Elle s'informa des motifs qui avaient dérobé jusque-là cette jeune personne à
la cour. Elle apprit que la fortune restreinte de l'antique maison des
Polignac les retenait dans l'obscurité de leur province. Elle combla de
titres, de fonctions à la cour, de fortune, la distance qui séparait d'elle
cette amie ; elle la rapprocha de la cour ; elle lui donna le premier rang
dans sa maison ; elle lui demanda son affection, elle lui prodigua la sienne,
elle fit régner madame de Polignac sur toutes ses volontés. Elle
créa à côté de la cour officielle une cour intime et personnelle, dont la
favorite fut le centre souverain. Elle y parut moins en reine qu'en amie. Les
parents, les amis, les adorateurs de madame de Polignac, devinrent la
famille, la préférence, l'intimité familière de la reine de France. Ce fut là
qu'elle voulut être adorée. Le roi lui-même y suivit sa femme. Ses ministres
n'eurent d'empire que celui qu'ils empruntaient à la faveur de ce cénacle. La
noblesse murmura, le peuple soupçonna des mystères de perversité dans de
simples excès de faveur. Les hommes les plus beaux et les plus séduisants de
la cour recherchèrent et obtinrent en petit nombre l'accès de cette société.

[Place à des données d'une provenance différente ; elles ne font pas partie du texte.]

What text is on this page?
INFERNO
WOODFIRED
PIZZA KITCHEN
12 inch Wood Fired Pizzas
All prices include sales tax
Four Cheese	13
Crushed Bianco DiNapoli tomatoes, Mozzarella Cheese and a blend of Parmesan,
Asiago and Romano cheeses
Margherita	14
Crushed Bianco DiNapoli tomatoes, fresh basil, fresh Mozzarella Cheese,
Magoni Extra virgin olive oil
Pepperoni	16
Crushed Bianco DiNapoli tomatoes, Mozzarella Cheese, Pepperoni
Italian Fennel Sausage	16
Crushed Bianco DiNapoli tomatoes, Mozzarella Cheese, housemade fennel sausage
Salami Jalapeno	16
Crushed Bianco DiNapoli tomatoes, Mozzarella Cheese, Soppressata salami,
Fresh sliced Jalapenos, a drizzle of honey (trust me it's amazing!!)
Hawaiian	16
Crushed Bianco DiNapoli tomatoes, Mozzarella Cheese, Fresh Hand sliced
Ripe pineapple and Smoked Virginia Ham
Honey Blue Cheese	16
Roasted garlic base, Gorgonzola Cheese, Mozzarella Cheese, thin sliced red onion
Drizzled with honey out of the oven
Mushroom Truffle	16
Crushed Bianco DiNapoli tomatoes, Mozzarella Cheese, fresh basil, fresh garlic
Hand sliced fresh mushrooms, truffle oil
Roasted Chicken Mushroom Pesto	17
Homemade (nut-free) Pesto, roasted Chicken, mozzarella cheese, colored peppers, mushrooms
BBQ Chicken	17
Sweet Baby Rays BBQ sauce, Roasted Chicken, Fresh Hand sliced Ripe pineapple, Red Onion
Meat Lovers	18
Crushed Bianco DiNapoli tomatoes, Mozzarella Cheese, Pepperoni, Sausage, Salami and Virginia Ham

M. de Vaudreuil, M. de Lauzun, M. de Billon, M. de Bezenval, le prince de
Ligne, M. de Fersen, le comte d'Adhémar, le duc de Coigny surtout, élite de
la jeunesse et de l'élégance du temps, y vécurent en familiarité avec les
deux amies. La malignité affecta de voir dans cette amitié privée de la reine
un voile derrière lequel elle cachait des préférences transparentes et des
intimités que rien n'altéra. X. Bientôt
ce voile ne sembla plus assez épais. La reine, importunée de la pompe et du
grand jour de ses palais, demanda au roi une maison rustique et retirée au
milieu d'un jardin moderne, au bord des bois. Le roi lui donna complaisamment
le Petit-Trianon. Elle y cacha sa vie avec madame de Polignac et un petit
nombre d'amis. Elle y joua à la solitude et à la félicité champêtre ; la
modicité de la maison, la rusticité des jardins, la nudité des ameublements,
la suppression de tout cérémonial, la simplicité affectée des costumes ;
faisaient oublier la reine dans la maîtresse de cette chaumière. Le roi
lui-même n'y venait plus en roi, mais en particulier. Les délices des
jardins, la culture des fleurs, les occupations rurales de la laiterie, les
repas sous l'ombre des arbres, la musique cachée dans les bois, les
illuminations réfléchies dans les eaux, les promenades à la clarté de la
lune, les représentations théâtrales dans lesquelles la reine elle-même
faisait applaudir ses charmes et sa voix dans des rôles tels que ceux de
Rosine de la comédie de Beaumarchais, les heures entièrement consacrées aux
soins de sa beauté, les modes élevées à l'importance des affaires d'État, les
marchandes et les coiffeurs devenus de véritables ministres des vanités, le
petit nombre admis, le grand nombre refusé, le mystère, les demi-confidences,
les interprétations, ces calomnies de l'ignorance, firent de cette retraite
une Caprée, et de ces mystères des crimes. Son innocence même fit dédaigner à
la reine ces murmures de l'opinion. XI. Un coup
de foudre la réveilla de ces enchantements : un mystère d'intrigue et de
perversité à demi dévoilé par les débats d'un procès fameux, mais dont le
temps n'a pas encore déchiré tous les voiles, éclata au sein de cette
sécurité. Dans la
matinée du 13 août 1785, la reine essayait à Trianon le costume de Rosine, et
se félicitait avec ses femmes de l'ivresse qu'elle exciterait le soir, dans
ce rôle d'une comédie en vogue. Jamais son visage n'avait été plus serein.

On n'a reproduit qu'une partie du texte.